Lebih jauh lagi, pemecahan dari arus urinase dalam kasus tertentu dapat diikuti oleh
penurunan dari masa total dari tumor.
Survival rate digunakan untuk mengetahui berapa banyak orang yang memiliki
kanker dengan stage yang sama dapat survive dalam sejumlah waktu tertentu ( sone year
survival rate/ 5 years survival rate). Survival rate tidak dapat memberitahu berapa lama
pasien akan hidup, tetapi dapat membantu memberikan pemahaman yang lebih baik
tentang bagaimana kemungkinan yang terjadi jika dilakukan perawatan. Namun, survival
rate pada tiap orang berbeda-beda tergantung apakah terdapat faktor pemberat atau tidak.
5 years survival rate adalah persentase orang yang hidup setidaknya 5 tahun setelah
didiagnosa menderita kanker. Misalnya, tingkat kelangsungan hidup 5 tahun dari 70%
berarti bahwa diperkirakan 70 dari 100 orang yang memiliki kanker yang masih hidup 5
tahun setelah didiagnosis. Relative survival rates adalah cara yang lebih akurat untuk
memperkirakan efek dari kanker pada kelangsungan hidup. Angka ini membandingkan
orang dengan karsinoma buli dengan orang-orang dalam populasi secara keseluruhan.

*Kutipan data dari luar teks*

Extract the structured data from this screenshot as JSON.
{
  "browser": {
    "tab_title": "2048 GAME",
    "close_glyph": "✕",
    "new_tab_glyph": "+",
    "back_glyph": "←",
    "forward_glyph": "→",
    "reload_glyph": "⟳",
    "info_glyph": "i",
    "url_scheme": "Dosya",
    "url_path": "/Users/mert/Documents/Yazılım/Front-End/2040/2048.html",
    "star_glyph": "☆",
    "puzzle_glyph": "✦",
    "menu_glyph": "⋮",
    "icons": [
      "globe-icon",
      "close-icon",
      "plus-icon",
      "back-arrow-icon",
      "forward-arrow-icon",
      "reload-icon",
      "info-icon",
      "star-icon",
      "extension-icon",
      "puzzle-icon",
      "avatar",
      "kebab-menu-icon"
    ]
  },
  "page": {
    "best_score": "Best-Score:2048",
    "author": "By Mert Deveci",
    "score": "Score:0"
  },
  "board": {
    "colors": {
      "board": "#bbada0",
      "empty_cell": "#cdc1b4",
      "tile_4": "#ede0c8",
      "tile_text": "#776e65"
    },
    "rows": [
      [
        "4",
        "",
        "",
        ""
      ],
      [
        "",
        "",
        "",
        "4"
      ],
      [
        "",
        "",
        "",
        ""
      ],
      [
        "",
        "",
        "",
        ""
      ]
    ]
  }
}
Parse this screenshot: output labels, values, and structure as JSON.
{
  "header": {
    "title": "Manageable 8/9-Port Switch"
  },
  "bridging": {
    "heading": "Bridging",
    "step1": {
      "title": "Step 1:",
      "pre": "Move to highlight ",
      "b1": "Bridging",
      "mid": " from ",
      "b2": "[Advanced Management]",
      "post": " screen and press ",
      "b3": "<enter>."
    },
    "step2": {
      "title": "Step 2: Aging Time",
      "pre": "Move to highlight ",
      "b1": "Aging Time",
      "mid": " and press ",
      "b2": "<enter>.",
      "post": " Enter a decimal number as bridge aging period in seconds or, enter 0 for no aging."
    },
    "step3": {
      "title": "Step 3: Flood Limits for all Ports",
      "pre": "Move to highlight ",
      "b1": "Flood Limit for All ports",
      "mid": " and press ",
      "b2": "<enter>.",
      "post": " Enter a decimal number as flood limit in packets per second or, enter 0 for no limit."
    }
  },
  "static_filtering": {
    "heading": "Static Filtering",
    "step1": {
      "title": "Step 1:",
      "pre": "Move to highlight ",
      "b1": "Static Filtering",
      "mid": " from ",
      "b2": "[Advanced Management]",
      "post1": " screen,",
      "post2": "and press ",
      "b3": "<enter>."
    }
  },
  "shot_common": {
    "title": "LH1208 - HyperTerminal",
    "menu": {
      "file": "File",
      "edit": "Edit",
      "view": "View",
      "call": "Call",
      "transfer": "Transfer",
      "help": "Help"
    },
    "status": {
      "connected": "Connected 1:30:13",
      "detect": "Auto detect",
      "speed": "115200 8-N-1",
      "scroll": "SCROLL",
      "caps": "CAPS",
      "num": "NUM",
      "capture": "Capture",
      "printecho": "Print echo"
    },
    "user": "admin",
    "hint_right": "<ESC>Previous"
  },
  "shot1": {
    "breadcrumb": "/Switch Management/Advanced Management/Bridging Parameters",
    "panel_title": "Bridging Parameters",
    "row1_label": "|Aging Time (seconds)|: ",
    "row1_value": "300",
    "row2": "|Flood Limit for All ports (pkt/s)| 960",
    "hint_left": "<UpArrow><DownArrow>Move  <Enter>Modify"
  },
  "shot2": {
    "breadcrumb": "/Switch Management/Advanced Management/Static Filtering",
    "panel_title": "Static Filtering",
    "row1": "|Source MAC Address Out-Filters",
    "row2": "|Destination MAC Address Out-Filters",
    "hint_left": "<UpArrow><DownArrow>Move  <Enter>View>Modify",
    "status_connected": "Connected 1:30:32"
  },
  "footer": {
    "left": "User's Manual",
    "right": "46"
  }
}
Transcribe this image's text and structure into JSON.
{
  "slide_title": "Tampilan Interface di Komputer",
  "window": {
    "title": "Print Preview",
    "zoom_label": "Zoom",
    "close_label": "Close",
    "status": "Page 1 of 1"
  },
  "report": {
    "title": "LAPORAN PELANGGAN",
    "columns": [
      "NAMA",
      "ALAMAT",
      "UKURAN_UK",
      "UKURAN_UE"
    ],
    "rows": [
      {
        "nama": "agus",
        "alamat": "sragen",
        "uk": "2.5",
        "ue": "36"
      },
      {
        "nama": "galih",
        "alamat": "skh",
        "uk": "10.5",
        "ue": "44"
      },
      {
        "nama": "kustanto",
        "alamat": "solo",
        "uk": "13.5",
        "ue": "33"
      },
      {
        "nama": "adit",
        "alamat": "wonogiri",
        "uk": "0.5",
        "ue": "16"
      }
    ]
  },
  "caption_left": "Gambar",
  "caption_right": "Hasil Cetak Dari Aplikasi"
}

Misalnya, jika 5 tahun tingkat kelangsungan hidup relatif untuk tahap tertentu dari kanker
kandung kemih adalah 80%, itu berarti bahwa orang-orang yang memiliki stadium
kanker, rata-rata, sekitar 80% lebih mungkin sebagai orang yang tidak memiliki kanker
untuk hidup selama setidaknya 5 tahun setelah didiagnosis.
Kesimpulan
Dapat disimpulkan penegakan diagnosis pada pasien Ny. X adalah berdasarkan
dari anamnesis, pemeriksaan fisik, dan pemeriksaan penunjang mengarahkan diagnosis
karsinoma buli grade II dengan hematuria. Karsinoma buli sendiri memiliki tanda awal
berupa hematuria yang tidak nyeri. Kadang disertai dengan disuria, urgency dan
frekuensi. Untuk prognosis dari karsinoma buli tergantung pada grade penyakit tersebut
dan pengobatan dini yang adequate. Berdasarkan america cancer society untuk 5 years
survival rate tanpa melihat grade adalah sebesar 77%, Sedangkan jika dilihat
berdasarkan grade 5 years survival rate pasien adalah sebesar 63%. Jika mengacu pada
survival rate dari penelitian di inggris pasien memiliki 5 years survival rate sebesar 30%
dengan grade 2 karsinoma buli. Bila tanpa melihat grade memiliki 5 years survival rate
sebesar 45,6%. Bila pasien memilih untuk melakukan radical cyctectomy prognosis untuk
rekuren masih dapat terjadi. Sedangkan jika pasien memilih untuk melaksanakan EBRT
simptomp pasien akan teratasi dengan cepat namun memiliki efek samping jangka
panjang yang berat.
DAFTAR PUSTAKA
Bickley, L.S. (2003) BATES- Buku Ajar Pemeriksaan Fisik & Riwayat Kesehatan, 8th edition,
Jakarta: EGC.
Desen, W. (2008) Buku Ajar Onkologi Klinis, 2nd edition, jakarta: FKUI.
Dorland, W.A.N. (2002) Kamus Kedokteran Dorland, 29th edition, Jakarta: EGC.
Pengurus Besar Ikatan Dokter Indonesia (2014) Panduan Praktik Klinis Bagi Dokter di
Fasilitas Pelayanan Kesehatan Primer, Jakarta.
Sherwood, L. (2011) Fisiologi Manusia: Dari Sel ke Sistem, 6th edition, Jakarta: EGC.
Sjamsuhidajat and jong, d. (2007) Buku Ajar Ilmu Bedah , 3rd edition, JAkarta: EGC.